Tidak demikian halnya dalam Ramayana versi Relief Prambanan. Di versi Relief, setelah berhasil membunuh Rahwana, Rama dan Shinta bertemu kembali. Tapi ternyata Shinta dalam keadaan hamil. Karena merasa Shinta sudah tidak suci lagi, Rama membuang Shinta ke hutan. Padahal sebenarnya, ketika diculik oleh Rahwana, Shinta tengah hamil muda, mengandung anak Rama. Di hutan, Shinta melahirkan anak kembar, kedua anak tersebut dirawat oleh Shinta bersama-sama dengan pertapa Walmiki. 12 tahun kemudian, Shinta meninggal. Ketika kedua anak tersebut berumur 19 tahun, pertapa Walmiki membawa kedua anak tersebut ke hadapan Rama. Rama, yang akhirnya menyadari kekhilafannya, menyerahkan mahkotanya ke salah satu anaknya itu. Shinta dan Rama baru bertemu lagi di surga, setelah Rama meninggal. Yah, sedikit tragis memang, dan juga agak mirip sinetron.

Malioboro
Rasanya nggak komplit kalo ke Yogya tanpa mengunjungi Malioboro. Malioboro, terutama Pasar Beringharjo-nya, merupakan salah satu kawasan wisata belanja yang paling asik. Kuncinya adalah kita harus tahu harga dan sedikit tega dalam menawar barang.

Sayangnya karena kita terlalu sore, pasar Beringharjo sudah tutup. Jadi ya sudah... kami ke Mirota saja. Harga batik di Mirota memang lebih tinggi dibandingkan di pasar Beringharjo, tapi selisihnya nggak banyak banget. Mereka tidak terlalu me-markup harga.

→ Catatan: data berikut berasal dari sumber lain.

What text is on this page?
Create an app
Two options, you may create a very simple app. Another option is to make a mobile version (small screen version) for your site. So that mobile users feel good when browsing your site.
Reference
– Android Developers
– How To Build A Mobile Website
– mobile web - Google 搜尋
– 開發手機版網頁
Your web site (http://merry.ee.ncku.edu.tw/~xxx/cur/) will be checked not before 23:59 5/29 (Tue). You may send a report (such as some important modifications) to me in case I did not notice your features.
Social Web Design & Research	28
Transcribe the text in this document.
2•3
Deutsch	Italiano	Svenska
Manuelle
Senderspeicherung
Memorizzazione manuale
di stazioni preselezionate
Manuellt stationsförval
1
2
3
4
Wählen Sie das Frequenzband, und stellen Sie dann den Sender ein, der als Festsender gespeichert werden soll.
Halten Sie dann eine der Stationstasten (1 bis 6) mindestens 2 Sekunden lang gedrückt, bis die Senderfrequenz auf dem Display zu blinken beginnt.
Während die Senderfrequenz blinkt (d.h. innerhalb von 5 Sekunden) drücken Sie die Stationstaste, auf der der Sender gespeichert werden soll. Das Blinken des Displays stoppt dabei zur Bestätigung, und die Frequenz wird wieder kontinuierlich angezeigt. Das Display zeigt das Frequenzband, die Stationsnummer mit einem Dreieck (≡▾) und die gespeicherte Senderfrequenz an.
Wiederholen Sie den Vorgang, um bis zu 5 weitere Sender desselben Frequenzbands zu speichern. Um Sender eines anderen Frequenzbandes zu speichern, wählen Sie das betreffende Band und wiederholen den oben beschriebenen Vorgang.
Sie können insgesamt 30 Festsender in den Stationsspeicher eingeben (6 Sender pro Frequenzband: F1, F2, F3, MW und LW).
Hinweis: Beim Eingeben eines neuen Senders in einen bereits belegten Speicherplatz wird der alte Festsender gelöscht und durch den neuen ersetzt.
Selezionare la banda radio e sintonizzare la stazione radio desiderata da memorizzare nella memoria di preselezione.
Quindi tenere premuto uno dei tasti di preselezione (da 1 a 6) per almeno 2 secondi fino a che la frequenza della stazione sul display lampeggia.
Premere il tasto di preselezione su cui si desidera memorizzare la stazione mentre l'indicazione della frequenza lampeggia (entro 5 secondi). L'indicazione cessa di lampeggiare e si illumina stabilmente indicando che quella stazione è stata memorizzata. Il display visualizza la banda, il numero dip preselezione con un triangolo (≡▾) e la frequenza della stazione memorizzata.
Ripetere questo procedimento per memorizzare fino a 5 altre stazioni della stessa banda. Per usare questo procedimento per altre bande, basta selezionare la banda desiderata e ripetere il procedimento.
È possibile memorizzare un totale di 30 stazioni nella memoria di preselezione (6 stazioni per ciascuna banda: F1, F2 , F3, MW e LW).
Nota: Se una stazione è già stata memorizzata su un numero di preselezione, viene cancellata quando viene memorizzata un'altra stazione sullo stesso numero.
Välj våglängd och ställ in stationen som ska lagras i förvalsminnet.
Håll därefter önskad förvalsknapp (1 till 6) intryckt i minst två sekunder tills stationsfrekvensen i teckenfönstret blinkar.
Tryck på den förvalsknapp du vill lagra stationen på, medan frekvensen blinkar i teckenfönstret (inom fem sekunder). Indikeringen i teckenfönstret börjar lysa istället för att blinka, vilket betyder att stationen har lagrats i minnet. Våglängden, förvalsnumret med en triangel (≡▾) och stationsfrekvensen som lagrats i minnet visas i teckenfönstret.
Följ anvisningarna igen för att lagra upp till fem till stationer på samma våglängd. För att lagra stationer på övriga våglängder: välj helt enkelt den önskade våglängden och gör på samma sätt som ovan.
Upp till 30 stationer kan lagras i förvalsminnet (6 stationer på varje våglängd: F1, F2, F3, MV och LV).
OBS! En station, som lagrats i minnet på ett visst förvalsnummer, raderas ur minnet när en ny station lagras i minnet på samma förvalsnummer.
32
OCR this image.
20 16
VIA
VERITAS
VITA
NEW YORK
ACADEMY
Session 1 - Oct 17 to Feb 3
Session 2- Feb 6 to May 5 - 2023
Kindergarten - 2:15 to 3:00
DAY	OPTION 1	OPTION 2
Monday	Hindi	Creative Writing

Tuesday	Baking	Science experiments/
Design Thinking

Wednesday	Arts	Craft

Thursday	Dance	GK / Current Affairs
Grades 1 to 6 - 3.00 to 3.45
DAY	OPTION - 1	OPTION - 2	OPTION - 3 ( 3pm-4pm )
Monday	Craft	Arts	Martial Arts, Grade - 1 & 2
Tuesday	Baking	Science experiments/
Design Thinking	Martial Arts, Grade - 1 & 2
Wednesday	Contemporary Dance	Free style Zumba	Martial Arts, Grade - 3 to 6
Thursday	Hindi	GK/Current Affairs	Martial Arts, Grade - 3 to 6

Ngomong-ngomong batik nih, katanya orang Solo lebih konservatif dibandingkan orang Yogya... Hal itu kelihatan dari cara berpakaiannya. Batik Yogya warnanya lebih berani dibandingkan batik Solo. Batik Yogya banyak yang warna terang, bahkan ada juga yang biru, sedangkan batik Solo cenderung coklat, coklat, dan coklat. Cara melipat (wiron) kainnya juga berbeda... lipatan (wiru) kain Yogya lidah kainnya kelihatan, sedangkan lipatan kain Solo lidah kainnya disembunyikan.

Warna atasan pakaian pria (beskap) juga berbeda, kalo Yogya lebih warna-warni, malahan Bapak pernah pakai yang warna ungu dan krem, bahannya juga bisa macem-macem. Sedangkan Solo paling-paling hitam, coklat, bahannya juga hanya bahan jas. Btw, atasan pria ala Yogya itu ada yang namanya Sogok Upil. Waktu aku tanyakan kenapa namanya begitu? Begini jawabannya, bagian depan pakaian itu, sudutnya sangat lancip. Nah, karena lancipnya itu, jadi bisa buat ngupil. Entahlah, jawaban itu joke atau bukan...

Kereta Api Argo Willis

Dari Bandung ke Yogya naik apa? Ada 2 pilihan yang sempat aku pertimbangkan:
1.) Ke Jakarta dulu terus naik pesawat ke Yogya.
2.) Naik KA Argo Wilis.

Akhirnya aku pilih Argo Wilis. Karena menurut pengalamanku, kereta ini jarang telat. Sekitar 4 tahun lalu, aku naik kereta itu. Waktu itu sampai di Solo sekitar jam 14.15. Artinya sampai di Yogya sekitar jam 13.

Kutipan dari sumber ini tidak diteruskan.